When rain is in the forecast, NASCAR fans know one thing: a competition caution will come out early in the race. Should they keep it or get rid of it?
On race day, NASCAR fans from around the country come to see the nation’s greatest race car drivers compete. It is the greatest competition in all of motorsports. Unfortunately, fans sometimes have to wait for the race to get interesting.
If there happens to be rain in the forecast on race day, NASCAR fans may not know when the race will begin. They know to expect one thing: a competition caution will come out shortly after the green flag flies.
This raises a question: if there are stages set at specific intervals, is there really a need for another competition caution?
Competition cautions don’t happen at every race. They only occur when it rains the night before or the day of the race. They usually will occur 20 laps into a race, although when they happen depends on the size of the track.
NASCAR does this to allow teams to check how their tires wear halfway into a run.

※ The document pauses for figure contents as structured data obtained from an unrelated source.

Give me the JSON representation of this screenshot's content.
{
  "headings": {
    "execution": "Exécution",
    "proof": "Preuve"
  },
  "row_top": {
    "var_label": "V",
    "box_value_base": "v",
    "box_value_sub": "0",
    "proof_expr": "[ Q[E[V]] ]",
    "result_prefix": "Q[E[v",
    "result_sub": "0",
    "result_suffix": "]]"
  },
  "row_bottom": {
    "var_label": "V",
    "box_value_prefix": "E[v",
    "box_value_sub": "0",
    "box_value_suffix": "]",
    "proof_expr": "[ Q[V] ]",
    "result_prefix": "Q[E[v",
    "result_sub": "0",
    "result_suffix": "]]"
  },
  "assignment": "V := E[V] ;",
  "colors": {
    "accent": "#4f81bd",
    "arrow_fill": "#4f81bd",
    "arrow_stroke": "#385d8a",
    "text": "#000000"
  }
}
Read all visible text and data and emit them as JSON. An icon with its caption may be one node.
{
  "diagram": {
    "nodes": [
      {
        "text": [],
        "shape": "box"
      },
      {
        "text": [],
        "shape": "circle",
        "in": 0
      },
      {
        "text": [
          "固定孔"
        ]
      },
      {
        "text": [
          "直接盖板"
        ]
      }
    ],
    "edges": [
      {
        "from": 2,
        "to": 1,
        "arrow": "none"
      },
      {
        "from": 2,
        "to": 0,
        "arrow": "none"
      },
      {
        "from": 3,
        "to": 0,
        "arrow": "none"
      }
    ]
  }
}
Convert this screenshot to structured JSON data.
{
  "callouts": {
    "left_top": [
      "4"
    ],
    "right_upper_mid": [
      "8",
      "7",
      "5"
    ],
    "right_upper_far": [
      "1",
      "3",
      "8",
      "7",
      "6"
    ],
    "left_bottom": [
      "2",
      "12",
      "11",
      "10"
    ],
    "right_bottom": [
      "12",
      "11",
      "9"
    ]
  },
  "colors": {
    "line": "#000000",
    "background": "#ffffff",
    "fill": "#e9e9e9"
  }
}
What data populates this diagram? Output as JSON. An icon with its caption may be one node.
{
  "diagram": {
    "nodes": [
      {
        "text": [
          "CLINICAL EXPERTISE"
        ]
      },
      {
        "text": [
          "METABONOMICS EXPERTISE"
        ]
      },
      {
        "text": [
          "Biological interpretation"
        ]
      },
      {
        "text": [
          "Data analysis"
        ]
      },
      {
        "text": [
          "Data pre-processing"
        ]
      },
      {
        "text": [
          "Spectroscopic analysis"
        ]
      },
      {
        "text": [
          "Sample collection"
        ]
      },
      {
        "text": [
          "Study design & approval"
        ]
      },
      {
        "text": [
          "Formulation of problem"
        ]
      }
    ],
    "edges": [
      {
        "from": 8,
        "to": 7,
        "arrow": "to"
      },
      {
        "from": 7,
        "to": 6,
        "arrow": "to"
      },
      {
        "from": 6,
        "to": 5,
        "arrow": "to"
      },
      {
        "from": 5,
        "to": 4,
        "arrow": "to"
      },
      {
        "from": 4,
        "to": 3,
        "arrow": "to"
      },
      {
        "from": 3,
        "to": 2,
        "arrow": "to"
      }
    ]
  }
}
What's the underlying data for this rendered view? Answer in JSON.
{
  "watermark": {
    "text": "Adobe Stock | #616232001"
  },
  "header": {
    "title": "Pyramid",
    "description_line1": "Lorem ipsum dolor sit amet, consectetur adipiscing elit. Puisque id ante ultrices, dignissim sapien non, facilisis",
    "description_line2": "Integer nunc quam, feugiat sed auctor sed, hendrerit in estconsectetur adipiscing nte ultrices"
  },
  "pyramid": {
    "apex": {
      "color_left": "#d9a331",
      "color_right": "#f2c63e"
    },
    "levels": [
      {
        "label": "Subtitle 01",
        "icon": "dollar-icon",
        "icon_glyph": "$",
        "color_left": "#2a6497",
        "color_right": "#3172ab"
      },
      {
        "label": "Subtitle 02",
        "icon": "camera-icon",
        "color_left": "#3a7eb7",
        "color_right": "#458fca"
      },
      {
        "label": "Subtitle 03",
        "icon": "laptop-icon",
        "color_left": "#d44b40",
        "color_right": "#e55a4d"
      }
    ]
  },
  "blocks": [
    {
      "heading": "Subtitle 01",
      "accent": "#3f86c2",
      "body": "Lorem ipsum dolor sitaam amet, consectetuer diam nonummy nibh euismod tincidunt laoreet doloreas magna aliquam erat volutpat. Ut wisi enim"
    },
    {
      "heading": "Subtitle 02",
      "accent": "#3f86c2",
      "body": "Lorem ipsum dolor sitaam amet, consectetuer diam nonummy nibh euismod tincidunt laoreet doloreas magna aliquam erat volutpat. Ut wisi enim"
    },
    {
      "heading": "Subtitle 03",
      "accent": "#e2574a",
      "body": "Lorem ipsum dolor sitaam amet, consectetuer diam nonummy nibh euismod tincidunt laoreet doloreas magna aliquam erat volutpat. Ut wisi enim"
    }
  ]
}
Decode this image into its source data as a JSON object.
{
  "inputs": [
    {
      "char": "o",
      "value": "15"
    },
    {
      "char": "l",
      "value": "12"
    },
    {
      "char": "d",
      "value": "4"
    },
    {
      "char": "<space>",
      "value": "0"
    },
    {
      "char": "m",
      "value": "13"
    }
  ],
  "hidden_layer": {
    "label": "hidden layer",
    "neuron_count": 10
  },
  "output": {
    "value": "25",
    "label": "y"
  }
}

NASCAR introduced stage racing last year. That created a lot of excitement during points in the race when fans wouldn’t necessarily expect it. At the end of each stage, the caution flag comes out. This allows teams to pit in exactly the same manner as a competition caution.
If NASCAR eliminated the competition caution, it would allow the drivers to focus on racing to their first pit stop rather than a caution. Fans turn out to see racing action on the track. After a long rain delay, a caution shortly after the start of a race can be disruptive to the fan experience. A green flag pit stop would provide a greater challenge for the teams while adding even more excitement for the fans.